Wilma Mankiller - Early Life

Early Life

Wilma Pearl Mankiller was born in Tahlequah, Oklahoma, the sixth of eleven children, to Charley Mankiller (November 15, 1914 – February 20, 1971) and Clara Irene Sitton (born September 18, 1921). Her father was a full-blooded Cherokee and her mother was a Caucasian woman of Dutch and Irish descent who acculturated herself to Cherokee life.

The family surname, Mankiller, refers to a traditional Cherokee military rank; it is Asgaya-dihi in the Cherokee language. Alternative spellings are Outacity or Outacite.

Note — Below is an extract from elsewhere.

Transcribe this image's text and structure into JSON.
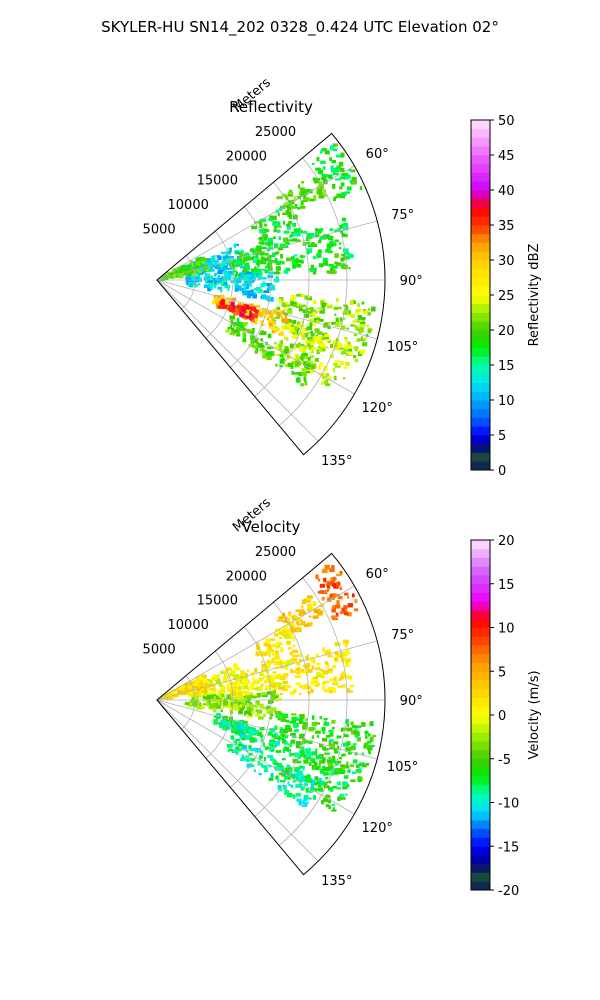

The Mankiller family was destitute, and initially resided on Charley’s allotment lands of Mankiller Flats near Rocky Mountain, Oklahoma. In 1942, during World War II, the United States Army exercised eminent domain for military purposes and took over the land of 45 Cherokee families, including the Mankillers, in order to expand Camp Gruber. The Mankillers willingly left Oklahoma under the Bureau of Indian Affairs' Indian Relocation Program. The family relocated to San Francisco in 1956, and later settled in Daly City.

In 1963, at the age of 17, Mankiller married Hector Hugo Olaya de Bardi, an Ecuadorian college student. They moved to Oakland and had two daughters, Felicia Olaya, born in 1964, and Gina Olaya, born in 1966.

Mankiller returned to school, first at Skyline College, and then San Francisco State University. Her bachelor’s degree in the social sciences was from Flaming Rainbow University in Stilwill, OK, and she did graduate work at the University of Arkansas. She had been very involved in San Francisco’s Indian Center throughout her time in California. In the late 1960s, Mankiller joined the activist movement and participated in the Occupation of Alcatraz Island in 1969. For five years, she volunteered for the Pit River Tribe.

After divorcing Hugo Olaya, in 1977 Mankiller moved back to Oklahoma with her two young daughters, in hopes of helping her own people. She began an entry-level job for the Cherokee Nation.